By :
SIMON ELEGANT Singapore (Time)
In mid-January, three well-off businessmen in Singapore sat sharing an evening meal. All three, who are ethnic Malay, minimized the challenges facing their community, which makes up about 15% of the republic's population. The way forward is for Malays to solve their own problems, said one, a contractor, summing up the group's attitude: "You cannot fault the government."
What a difference a month makes. In mid-February the contractor, his plump face creased with concern, worried about a deterioration in ethnic harmony. Says one of his friends: "The community here has now been traumatized by the issues of loyalty and trust."
Two events have caused the three men, and many other Malays, to re-examine their place in predominantly Chinese Singapore. First came the announcement in January that police had detained 13 mostly Malay Singaporeans, who the government alleges are members of a terrorist group that planned to bomb U.S. and other targets in the city-state. As the chilling realization that safe, prosperous Singapore had nurtured a group of al-Qaeda-linked terrorists sank in, Prime Minister Goh Chok Tong fretted that the incident had increased suspicions toward Malays—and raised the potential for intercommunal trouble. The atmosphere of distrust revealed long-festering concerns among Malays, too: they are second-class citizens, some grumble. Few occupy senior military or corporate positions. It is telling, says Lily Zubaidah Rahim, who teaches at the University of Sydney and is the author of The Singapore Dilemma, a controversial book on Singapore's Malays, that Malay youths, formerly excluded from compulsory national service, still are not allowed to fill certain sensitive combat roles.
Then came the tudung affair. Two Malay girls attending government schools were suspended last week after their parents insisted they be allowed to wear tudungs—traditional Muslim head scarves—to class, despite a longtime ban. It was an unusual public protest in Singapore, where conformity is the order of the day. For Mohamad Nasser, a 37-year-old flight steward with the country's national carrier, Singapore Airlines (S.I.A.) and father of one of the two girls, the issue is simple: "I'm fighting for something I believe in strongly." But Mohamad says he won't go to court to get his daughter Nurul reinstated: "I don't want to damage the image of Singapore."
No matter what Mohamad's intentions are, the suspension of his daughter has become a rallying point for a range of dissenting voices among the long-quiescent Malays. They question inconsistencies in the government's policies: forbidding the tudung but allowing Muslim reservists to wear beards in the usually clean-shaven military; generously funding special schools to maintain Chinese values but giving only limited monies to Islamic schools and capping the number of children allowed to attend. "The silent majority among the Malays has been quite unhappy for a while," says Muhammed Latiff, a 32-year-old engineer who is also head of public relations for fateha.com, a website devoted to Singaporean Muslims' issues. "You're seeing the results now of years of ignoring the concerns of the community."

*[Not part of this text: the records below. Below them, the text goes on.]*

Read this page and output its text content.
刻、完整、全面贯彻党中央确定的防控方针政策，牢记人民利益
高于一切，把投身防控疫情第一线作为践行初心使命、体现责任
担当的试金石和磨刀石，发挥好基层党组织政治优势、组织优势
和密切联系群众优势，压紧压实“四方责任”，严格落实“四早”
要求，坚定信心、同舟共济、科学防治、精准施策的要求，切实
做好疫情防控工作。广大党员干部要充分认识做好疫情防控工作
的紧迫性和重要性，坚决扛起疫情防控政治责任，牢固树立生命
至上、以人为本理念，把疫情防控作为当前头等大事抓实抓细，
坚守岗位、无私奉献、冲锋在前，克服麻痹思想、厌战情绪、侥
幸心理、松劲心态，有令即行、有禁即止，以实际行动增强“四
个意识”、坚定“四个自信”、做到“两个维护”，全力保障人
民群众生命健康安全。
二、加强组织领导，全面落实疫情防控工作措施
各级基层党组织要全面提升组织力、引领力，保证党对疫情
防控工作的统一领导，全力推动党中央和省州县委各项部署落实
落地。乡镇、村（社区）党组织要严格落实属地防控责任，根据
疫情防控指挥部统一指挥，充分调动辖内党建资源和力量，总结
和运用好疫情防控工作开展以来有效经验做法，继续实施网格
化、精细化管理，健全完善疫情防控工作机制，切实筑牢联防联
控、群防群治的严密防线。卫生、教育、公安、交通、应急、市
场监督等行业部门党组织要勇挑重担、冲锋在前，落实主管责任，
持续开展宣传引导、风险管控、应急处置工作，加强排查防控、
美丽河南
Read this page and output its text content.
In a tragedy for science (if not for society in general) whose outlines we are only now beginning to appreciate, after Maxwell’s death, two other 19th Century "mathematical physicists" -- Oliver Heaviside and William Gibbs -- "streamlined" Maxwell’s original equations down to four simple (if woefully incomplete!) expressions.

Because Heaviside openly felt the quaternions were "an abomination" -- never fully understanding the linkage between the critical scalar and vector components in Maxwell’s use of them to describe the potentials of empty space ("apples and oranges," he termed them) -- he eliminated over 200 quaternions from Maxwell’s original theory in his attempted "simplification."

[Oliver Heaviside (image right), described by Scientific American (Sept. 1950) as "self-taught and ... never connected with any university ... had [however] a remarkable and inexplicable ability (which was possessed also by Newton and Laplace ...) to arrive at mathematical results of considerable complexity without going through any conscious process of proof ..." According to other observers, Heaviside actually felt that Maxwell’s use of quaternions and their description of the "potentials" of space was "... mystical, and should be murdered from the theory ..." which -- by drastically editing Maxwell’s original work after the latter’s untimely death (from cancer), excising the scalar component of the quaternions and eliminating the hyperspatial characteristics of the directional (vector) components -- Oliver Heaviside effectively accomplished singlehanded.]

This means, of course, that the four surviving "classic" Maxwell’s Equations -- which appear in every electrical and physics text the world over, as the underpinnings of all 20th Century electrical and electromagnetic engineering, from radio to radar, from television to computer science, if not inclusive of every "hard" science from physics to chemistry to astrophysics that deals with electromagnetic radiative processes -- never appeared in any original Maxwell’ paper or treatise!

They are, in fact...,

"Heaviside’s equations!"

Those concerns are real, says author Rahim. Malays, who are placed well behind the Chinese and the small Indian community in most measures of achievement, are economically and socially marginalized in Singapore, she claims. Rahim blames government policies such as ethnic quotas for public housing that have ensured Malays remain a minority in each constituency and have no way to increase electoral clout and affect policies.
Government officials refute such charges with a barrage of statistics demonstrating that everything from income levels to employment rates among Malays has improved in recent years. Yaacob Ibrahim, a Malay Member of Parliament who will become Minister for Community Development in March, argues that the recent problems are merely part of a "process of trying to negotiate for a larger space in the common ground ... The model we've had so far has worked and the vast majority of the Malay Muslim community agree."
But Rahim sees it differently, saying the government suffers from "Malayphobia." Because of that, she says, the "sensitivities and intentions of the Malay community are generally viewed with suspicion." Maybe now, at a time few Singaporeans would deny is a watershed for race relations, the government will surprise Rahim and do something uncharacteristic: back down and let little Nurul wear her tudung to school.